Sé entretanto que en mis tesoros pone
ahí sigo
. Que el campo me dejó volver a casa para generar la distancia precisa para agrandarse en mi cabeza. Desde mi regreso ya no pone en mis tesoros
aquí estoy
, pero tampoco
estuve allí
. En mis tesoros pone:
no salgo de allí
. El campo se extiende cada vez más desde el área de la sien izquierda hasta el área de la sien derecha. En consecuencia, he de hablar de mi cráneo como de un terreno, el terreno de un campo de trabajo. Uno no puede protegerse, ni con el silencio ni con el relato. Exageras tanto en una cosa como en la otra, pero en ninguna existe
estuve allí
. Y tampoco existe una medida correcta.
Sin embargo, existen los tesoros, en eso tenía razón Tur Prikulitsch. Mi regreso es una suerte tullida, continuamente agradecida, una peonza de supervivencia que comienza a girar por cualquier porquería. Me tiene en sus manos como a todos mis tesoros, que no puedo soportar ni soltar. Uso mis tesoros desde hace más de sesenta años. Son débiles y molestos, íntimos y repugnantes, olvidadizos y rencorosos, gastados y nuevos. Son la dote de Tur Prikulitsch y no puedo diferenciarlos. Si los enumero, fallo.

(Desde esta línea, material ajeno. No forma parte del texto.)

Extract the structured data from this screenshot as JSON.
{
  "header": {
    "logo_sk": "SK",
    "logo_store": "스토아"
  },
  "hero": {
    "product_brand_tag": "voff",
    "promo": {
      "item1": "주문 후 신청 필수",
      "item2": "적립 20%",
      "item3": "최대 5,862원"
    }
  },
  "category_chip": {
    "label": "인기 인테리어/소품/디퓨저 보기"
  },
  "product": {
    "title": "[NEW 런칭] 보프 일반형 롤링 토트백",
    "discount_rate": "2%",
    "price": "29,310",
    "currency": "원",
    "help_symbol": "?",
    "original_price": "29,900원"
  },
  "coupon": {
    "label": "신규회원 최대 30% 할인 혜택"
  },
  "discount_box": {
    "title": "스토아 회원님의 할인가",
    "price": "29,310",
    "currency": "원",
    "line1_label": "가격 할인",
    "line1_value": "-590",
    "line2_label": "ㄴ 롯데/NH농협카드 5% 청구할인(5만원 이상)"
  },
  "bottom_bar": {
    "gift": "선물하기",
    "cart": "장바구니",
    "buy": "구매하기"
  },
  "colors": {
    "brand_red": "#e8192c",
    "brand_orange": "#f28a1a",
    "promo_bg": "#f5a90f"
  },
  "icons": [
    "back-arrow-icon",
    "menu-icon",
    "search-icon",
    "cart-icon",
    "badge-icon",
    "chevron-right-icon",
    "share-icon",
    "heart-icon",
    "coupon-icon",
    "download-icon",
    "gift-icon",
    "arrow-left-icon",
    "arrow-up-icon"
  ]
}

Mi orgullosa inferioridad.
Mis angustiosos deseos, que reprimo mascullando entre dientes.
Mi indignada precipitación, salto inmediatamente del cero al total.
Mi porfiada condescendencia, en la que doy la razón a todos para poder reprochárselo.
Mi trastabillado oportunismo.
Mi educada avaricia.
Mi débil envidia ansiosa cuando la gente sabe qué quiere de la vida. Una sensación como lana atragantada, fría y crespa.
Mi rotundo estar vaciado a cucharadas, por estar acosado por fuera y vacío por dentro desde que ya no tengo que pasar hambre.
Mi previsibilidad lateral de separarme al caminar con las piernas hacia dentro.
Mis pesadas tardes, el tiempo se desliza despacio conmigo entre los muebles.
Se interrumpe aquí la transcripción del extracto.